Città
del Vaticano, 11 dicembre 2013
(VIS). Il Papa ha dedicato l'ultima serie di catechesi sulla
professione di fede, all'affermazione "Credo la vita eterna",
soffermandosi, in particolare, sul giudizio finale.
"Quando
pensiamo al ritorno di Cristo e al suo giudizio finale, che
manifesterà, fino alle sue ultime conseguenze, il bene che ognuno
avrà compiuto o avrà omesso di compiere durante la sua vita terrena
- ha detto il Papa ai circa 30.000 fedeli presenti in Piazza San
Pietro per l'Udienza Generale - percepiamo di trovarci di fronte a un
mistero che ci sovrasta, che non riusciamo nemmeno a immaginare. Un
mistero che quasi istintivamente suscita in noi un senso di timore, e
magari anche di trepidazione. Se però riflettiamo bene su questa
realtà, essa non può che allargare il cuore di un cristiano e
costituire un grande motivo di consolazione e di fiducia".
"A
questo proposito, la testimonianza delle prime comunità cristiane -
ha spiegato Papa Francesco - risuona quanto mai suggestiva. Esse
infatti erano solite accompagnare le celebrazioni e le preghiere con
l’acclamazione Maranathà, un’espressione costituita da due
parole aramaiche che, a seconda di come vengono scandite, si possono
intendere come una supplica: 'Vieni, Signore!', oppure come una
certezza alimentata dalla fede: 'Sì, il Signore viene, il Signore è
vicino'. È l’esclamazione in cui culmina tutta la Rivelazione
cristiana, al termine della meravigliosa contemplazione che ci viene
offerta nell’Apocalisse di Giovanni. In quel caso, è la
Chiesa-sposa che, a nome dell’umanità intera e in quanto sua
primizia, si rivolge a Cristo, suo sposo, non vedendo l’ora di
essere avvolta dal suo abbraccio: l'abbraccio di Gesù, che è
pienezza di vita e pienezza di amore. Così ci abbraccia Gesù. Se
pensiamo al giudizio in questa prospettiva, ogni paura e titubanza
viene meno e lascia spazio all’attesa e a una profonda gioia: sarà
proprio il momento in cui verremo giudicati finalmente pronti per
essere rivestiti della gloria di Cristo".
"Un
secondo motivo di fiducia ci viene offerto dalla constatazione che,
nel momento del giudizio, non saremo lasciati soli. (...) Che bello
sapere che in quel frangente, oltre che su Cristo, nostro Paràclito,
nostro Avvocato presso il Padre, potremo contare sull’intercessione
e sulla benevolenza di tanti nostri fratelli e sorelle più grandi
che ci hanno preceduto nel cammino della fede, (...) che continuano
ad amarci in modo indicibile!
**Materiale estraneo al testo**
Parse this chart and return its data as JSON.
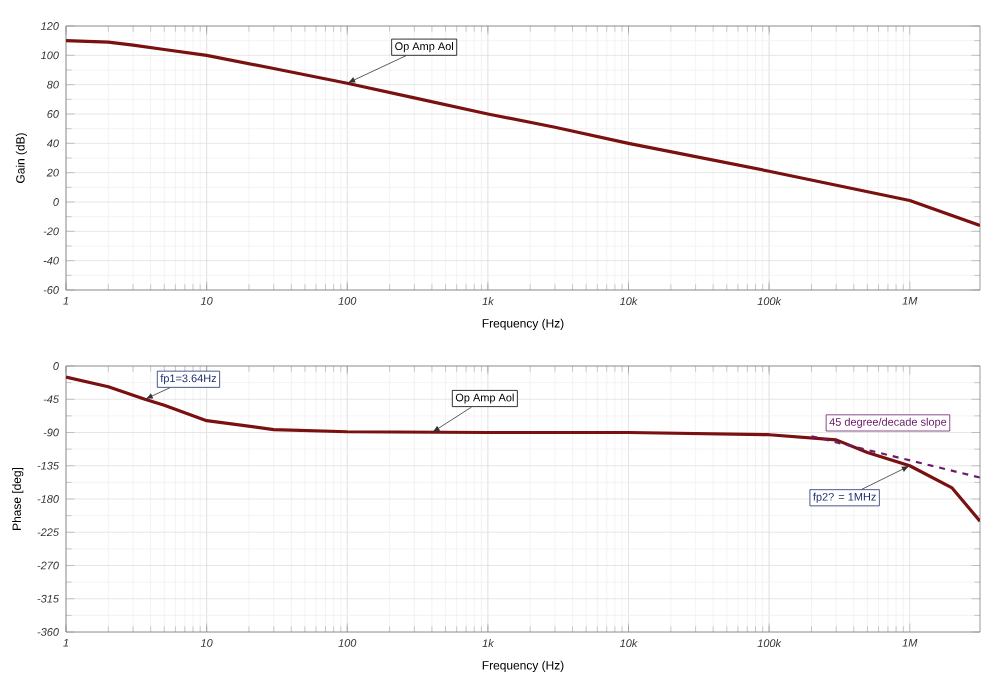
{
  "chart_data": [
    {
      "type": "line",
      "xlabel": "Frequency (Hz)",
      "ylabel": "Gain (dB)",
      "log": "x",
      "grid": true,
      "marker": "none",
      "xlim": [
        1,
        3160000
      ],
      "ylim": [
        -60,
        120
      ],
      "xticks": [
        {
          "value": 1,
          "label": "1"
        },
        {
          "value": 10,
          "label": "10"
        },
        {
          "value": 100,
          "label": "100"
        },
        {
          "value": 1000,
          "label": "1k"
        },
        {
          "value": 10000,
          "label": "10k"
        },
        {
          "value": 100000,
          "label": "100k"
        },
        {
          "value": 1000000,
          "label": "1M"
        }
      ],
      "yticks": [
        -60,
        -40,
        -20,
        0,
        20,
        40,
        60,
        80,
        100,
        120
      ],
      "x": [
        1,
        2,
        3,
        5,
        10,
        30,
        100,
        300,
        1000,
        3000,
        10000,
        100000,
        1000000,
        3160000
      ],
      "series": [
        {
          "color": "#7a1010",
          "values": [
            110,
            109,
            107,
            104,
            100,
            91,
            81,
            71,
            60,
            51,
            40,
            21,
            1,
            -16
          ]
        }
      ],
      "annotations": [
        {
          "text": "Op Amp Aol",
          "x": 100,
          "y": 81
        }
      ]
    },
    {
      "type": "line",
      "xlabel": "Frequency (Hz)",
      "ylabel": "Phase [deg]",
      "log": "x",
      "grid": true,
      "marker": "none",
      "xlim": [
        1,
        3160000
      ],
      "ylim": [
        -360,
        0
      ],
      "xticks": [
        {
          "value": 1,
          "label": "1"
        },
        {
          "value": 10,
          "label": "10"
        },
        {
          "value": 100,
          "label": "100"
        },
        {
          "value": 1000,
          "label": "1k"
        },
        {
          "value": 10000,
          "label": "10k"
        },
        {
          "value": 100000,
          "label": "100k"
        },
        {
          "value": 1000000,
          "label": "1M"
        }
      ],
      "yticks": [
        -360,
        -315,
        -270,
        -225,
        -180,
        -135,
        -90,
        -45,
        0
      ],
      "x": [
        1,
        2,
        3.64,
        5,
        10,
        30,
        100,
        1000,
        10000,
        100000,
        300000,
        500000,
        1000000,
        2000000,
        3160000
      ],
      "series": [
        {
          "color": "#7a1010",
          "values": [
            -15,
            -28,
            -45,
            -53,
            -74,
            -86,
            -89,
            -90,
            -90,
            -93,
            -100,
            -117,
            -135,
            -165,
            -210
          ]
        },
        {
          "color": "#6b1d6b",
          "line_style": "dashed",
          "x": [
            200000,
            3160000
          ],
          "values": [
            -95,
            -151
          ]
        }
      ],
      "annotations": [
        {
          "text": "fp1=3.64Hz",
          "x": 3.64,
          "y": -45
        },
        {
          "text": "Op Amp Aol",
          "x": 400,
          "y": -90
        },
        {
          "text": "fp2? = 1MHz",
          "x": 1000000,
          "y": -135
        },
        {
          "text": "45 degree/decade slope",
          "x": 700000,
          "y": -121
        }
      ]
    }
  ]
}
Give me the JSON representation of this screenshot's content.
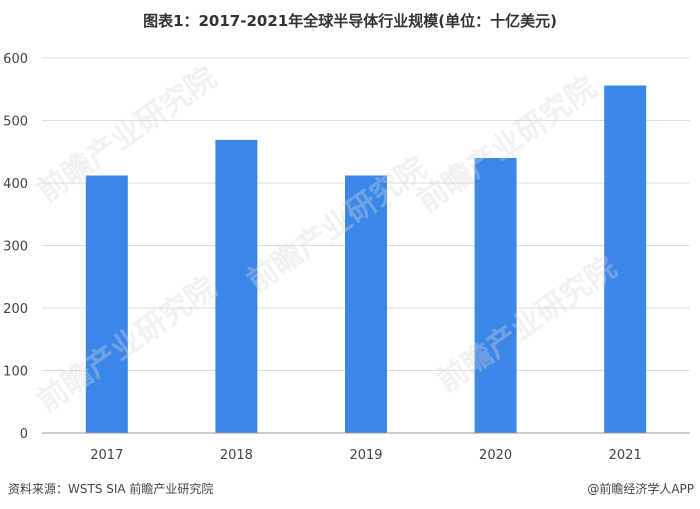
{
  "chart_data": {
    "type": "bar",
    "title": "图表1：2017-2021年全球半导体行业规模(单位：十亿美元)",
    "categories": [
      "2017",
      "2018",
      "2019",
      "2020",
      "2021"
    ],
    "values": [
      412,
      469,
      412,
      440,
      556
    ],
    "ylim": [
      0,
      600
    ],
    "yticks": [
      0,
      100,
      200,
      300,
      400,
      500,
      600
    ],
    "grid": true,
    "bar_color": "#3A87E8"
  },
  "footer": {
    "source": "资料来源：WSTS SIA 前瞻产业研究院",
    "credit": "@前瞻经济学人APP"
  },
  "watermark": {
    "text": "前瞻产业研究院"
  }
}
I santi già vivono al cospetto di Dio,
nello splendore della sua gloria pregando per noi che ancora viviamo
sulla terra".
"Un’ulteriore
suggestione ci viene offerta dal Vangelo di Giovanni, dove si afferma
esplicitamente che 'Dio non ha mandato il Figlio nel mondo per
condannare il mondo, ma perché il mondo sia salvato per mezzo di
lui'. (...). Questo significa allora che quel giudizio finale è già
in atto, incomincia adesso nel corso della nostra esistenza. Tale
giudizio è pronunciato in ogni istante della vita, come riscontro
della nostra accoglienza con fede della salvezza presente ed operante
in Cristo, oppure della nostra incredulità, con la conseguente
chiusura in noi stessi. Ma se noi ci chiudiamo all'amore di Gesù,
siamo noi stessi che ci condanniamo. La salvezza è aprirsi a Gesù,
e Lui ci salva; se siamo peccatori - e lo siamo tutti - Gli chiediamo
perdono e se andiamo a Lui con la voglia di essere buoni, il Signore
ci perdona. Ma per questo dobbiamo aprirci all'amore di Gesù, che è
più forte di tutte le altre cose. L'amore di Gesù è grande;
l'amore di Gesù è misericordioso; l'amore di Gesù perdona; ma tu
devi aprirti e aprirsi significa pentirsi, accusarsi delle cose che
non sono buone e che abbiamo fatto".
"Il
Signore Gesù - ha concluso il Pontefice - si è donato e continua a
donarsi a noi, per ricolmarci di tutta la misericordia e la grazia
del Padre. Siamo noi quindi che possiamo diventare in un certo senso
giudici di noi stessi, autocondannandoci all’esclusione dalla
comunione con Dio e con i fratelli. Non stanchiamoci, pertanto, di
vigilare sui nostri pensieri e sui nostri atteggiamenti, per
pregustare fin da ora il calore e lo splendore del volto di Dio - e
ciò sarà bellissimo - che nella vita eterna contempleremo in tutta
la sua pienezza".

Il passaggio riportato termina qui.